В нас растоптали чувство собственного достоинства, мы все превратились в винтики, гайки, шестеренки, приводные ремни и прочую крепежную снедь громадной государственной машины. В условиях однопартийного государства и всемогущества репрессивного аппарата, нацеленного на совершение мировой революции, мы нужны были генеральным конструкторам этой машины только в этом качестве. Диктаторам всех времен и народов граждане не нужны. И поэтому, когда эта махина стала рушиться, рабы встретили ее гибель чуть ли не с ликованием. Какая уж тут жертвенность во ее спасение?! И могли ли в условиях тщательно отрепетированной западными режиссерами идеологической сумятицы конца 80-х – начала 90-х годов советские люди с первобытным мышлением, ориентированным на начальство, самостоятельно разобраться, куда ведет их рок событий? То бишь дерьмократы, вчерашние партийные коноводы. Мы еще долго не избавимся от следствий трагикомедии тех лет. Потребуется немало времени, чтобы благодаря катастрофическим условиям существования бывшим советским людям изжить из себя раба, научиться отстаивать свое гражданское достоинство через пикеты, митинги, забастовки-голодовки и прочие формы гражданского сопротивления людоедским формам общежития, насаждаемым вчерашними «убежденными» марксистами-ленинцами.
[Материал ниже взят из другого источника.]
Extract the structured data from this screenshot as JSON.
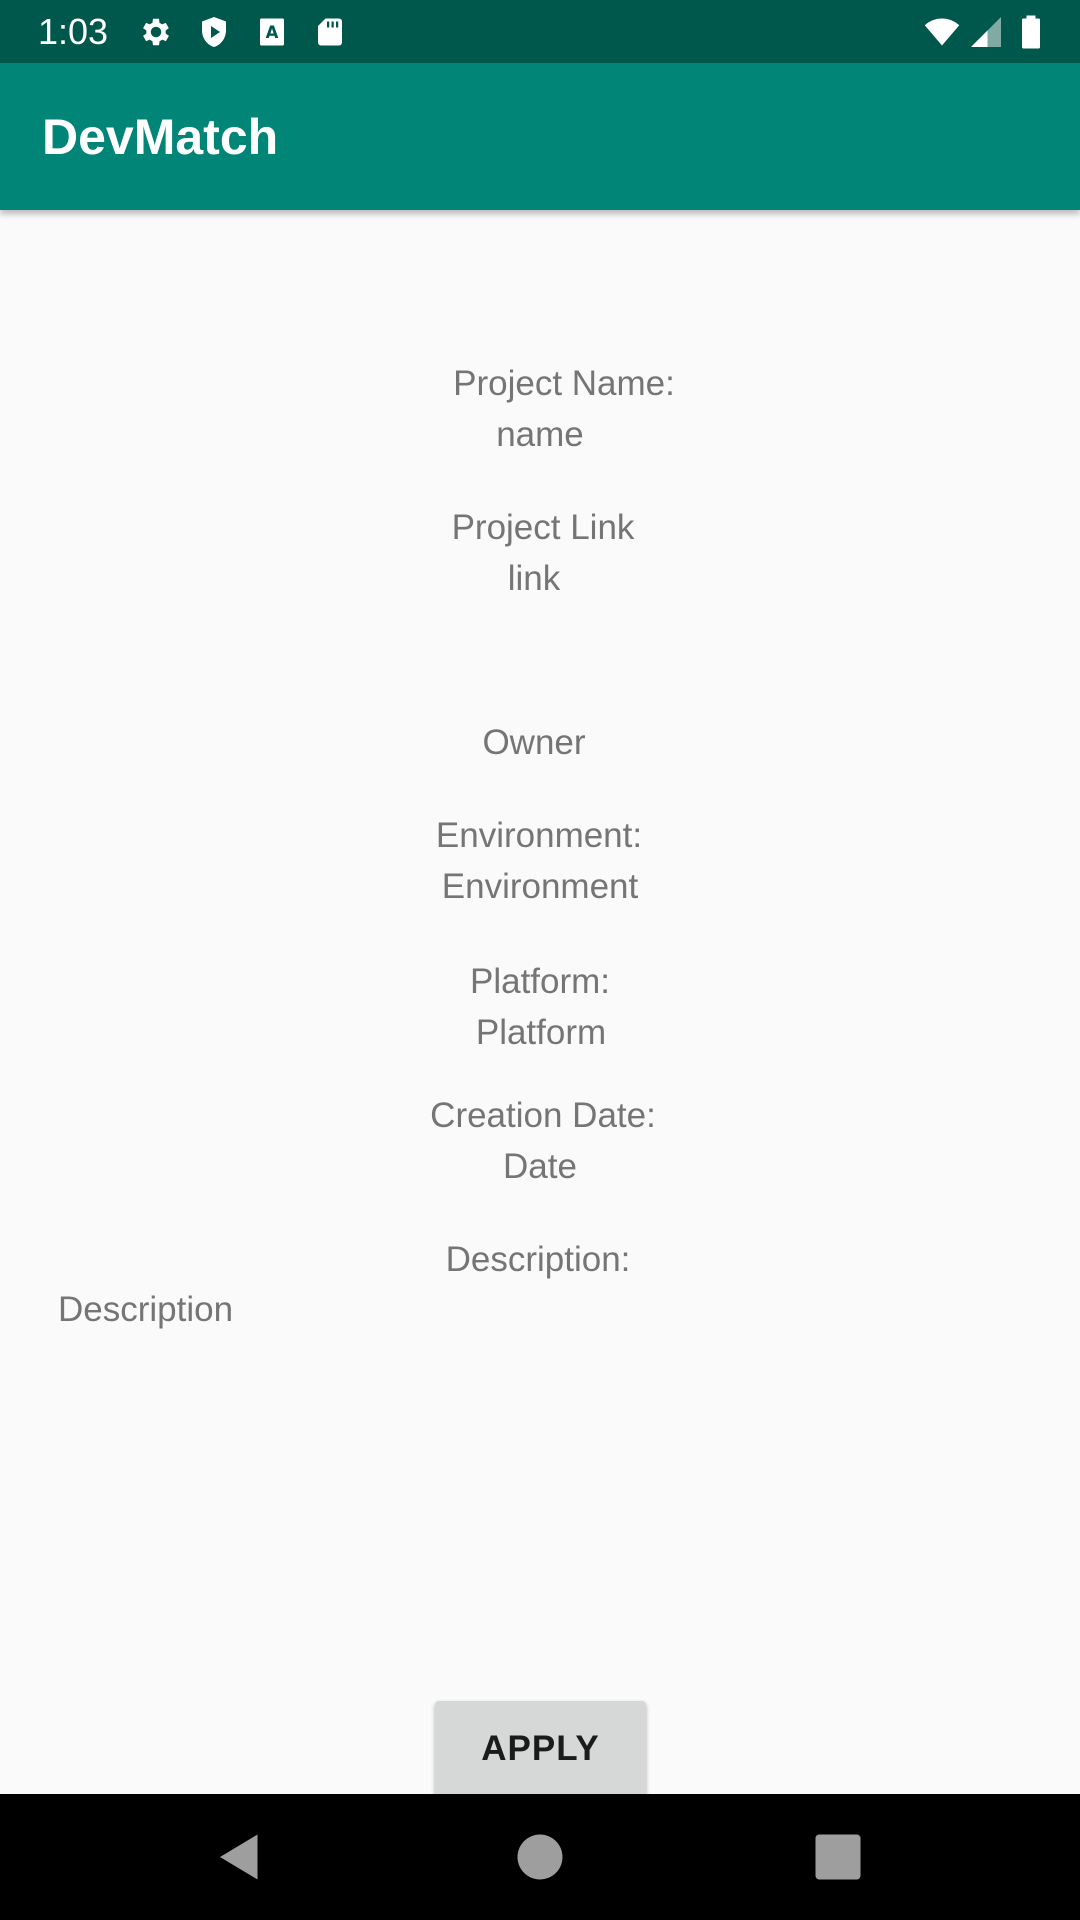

Свою статью товарищ Филимонов итожит выводом: «…причина крушения СССР не в каких-то свойственных ему пороках в экономической жизни, в персонах, олицетворяющих власть на высших и промежуточных до средних уровнях, экономических и иных диверсантах, действовавших открыто и безнаказанно…»

Уверен, что не буду ломиться в открытую дверь, если скажу, что экономической жизни в Союзе были присущи весьма существенные пороки, как то:

1. «Незавершенка» в 1979 году составила 91 % (Народное хозяйство СССР в 1979 г. Стат. ежегодник. Статистика. М., 1980, с. 375);

2. Производительность труда в промышленности была в два раза ниже, чем в США; в сельском хозяйстве – в 4–5 раз;

3. Только с 1970 года по 1983 год образовались сверхзапасы в 120 миллиардов рублей («Известия», 25.7.1985);

4. Свыше 100 показателей ограничивали самостоятельность промышленных предприятий («Сельская жизнь», 13.4.1985) и 26 – совхозов («Правда», 18.3.1985).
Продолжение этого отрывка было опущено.